Proserpina's Snow
"Myth neglects / the volcanic hearth of the underworld / that burnt the nerve endings of our protagonist’s feet."
The snow had melted over Proserpina’s skin, leaving her wet from a long winter of dreaming. In these dreams she cried out for Love: the deathly horse with grey eyes, peering from behind a curtain of theatrical shadows. When she came near to him, the horse kicked her in the head - hard. Maturity is the severance of the rational and the perverse, and so, Proserpina’s body was dealt with swiftly, as a problem of juvenile disobedience. Her form was divided neatly into its constituent parts, bifurcated by a hand at the neck. Everything below was transferred from the dominion of the mother onto Pluto. Through these esoteric rites he was empowered now, in the eyes of the law, to act with such force as reasonably necessary to subdue her. Nightly she was inspected, suspected of nothing.

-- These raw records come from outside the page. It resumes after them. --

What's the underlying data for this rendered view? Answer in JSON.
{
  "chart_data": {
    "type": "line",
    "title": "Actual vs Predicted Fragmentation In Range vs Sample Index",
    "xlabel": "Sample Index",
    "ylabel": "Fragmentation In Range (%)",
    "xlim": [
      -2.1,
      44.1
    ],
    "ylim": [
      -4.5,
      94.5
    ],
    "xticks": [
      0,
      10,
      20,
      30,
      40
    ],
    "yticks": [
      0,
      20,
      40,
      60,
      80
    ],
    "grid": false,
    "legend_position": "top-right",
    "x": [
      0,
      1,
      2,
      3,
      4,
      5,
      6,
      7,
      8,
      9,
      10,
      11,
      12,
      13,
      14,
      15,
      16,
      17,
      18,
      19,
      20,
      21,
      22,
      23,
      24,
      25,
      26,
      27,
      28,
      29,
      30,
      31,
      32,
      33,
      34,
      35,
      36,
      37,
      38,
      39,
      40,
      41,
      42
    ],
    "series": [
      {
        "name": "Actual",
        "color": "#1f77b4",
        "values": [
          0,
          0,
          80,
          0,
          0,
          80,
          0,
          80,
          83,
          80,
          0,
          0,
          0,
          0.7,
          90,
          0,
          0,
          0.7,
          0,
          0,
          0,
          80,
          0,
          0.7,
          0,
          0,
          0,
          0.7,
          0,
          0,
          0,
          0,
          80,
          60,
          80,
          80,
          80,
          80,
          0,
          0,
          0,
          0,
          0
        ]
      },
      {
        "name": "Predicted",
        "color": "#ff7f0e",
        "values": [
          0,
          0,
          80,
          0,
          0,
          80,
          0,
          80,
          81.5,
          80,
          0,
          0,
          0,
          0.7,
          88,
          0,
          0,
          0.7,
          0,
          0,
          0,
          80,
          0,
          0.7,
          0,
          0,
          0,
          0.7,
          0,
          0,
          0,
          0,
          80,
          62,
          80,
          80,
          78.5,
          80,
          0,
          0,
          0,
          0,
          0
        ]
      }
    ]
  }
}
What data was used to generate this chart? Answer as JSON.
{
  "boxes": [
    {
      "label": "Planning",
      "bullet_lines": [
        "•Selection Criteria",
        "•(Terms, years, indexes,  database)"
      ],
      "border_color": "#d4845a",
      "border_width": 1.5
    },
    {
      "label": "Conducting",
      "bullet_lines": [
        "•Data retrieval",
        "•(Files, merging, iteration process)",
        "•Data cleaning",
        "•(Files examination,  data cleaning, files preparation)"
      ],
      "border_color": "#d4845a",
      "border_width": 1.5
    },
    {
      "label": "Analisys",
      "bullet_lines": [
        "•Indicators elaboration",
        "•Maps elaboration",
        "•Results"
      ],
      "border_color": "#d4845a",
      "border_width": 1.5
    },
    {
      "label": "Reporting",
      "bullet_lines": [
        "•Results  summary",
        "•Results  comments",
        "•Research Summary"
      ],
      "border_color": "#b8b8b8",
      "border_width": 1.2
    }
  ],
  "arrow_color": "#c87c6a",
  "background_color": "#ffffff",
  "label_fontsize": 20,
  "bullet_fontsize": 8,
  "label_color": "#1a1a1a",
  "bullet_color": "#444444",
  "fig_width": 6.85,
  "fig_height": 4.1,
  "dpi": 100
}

Kindly he would ask if she may take off her shoes, and so, she would bend over to unlace them. As it occurred to her during this act, she was never given any to begin with. Myth neglects the volcanic hearth of the underworld that burnt the nerve endings of our protagonist’s feet. She wandered through death’s dream kingdom naked, in adversarial contest with her flesh. Everything above is still in dispute, she thought, if everything below is settled snow, melting into thin streams of water between the thighs of Proserpina.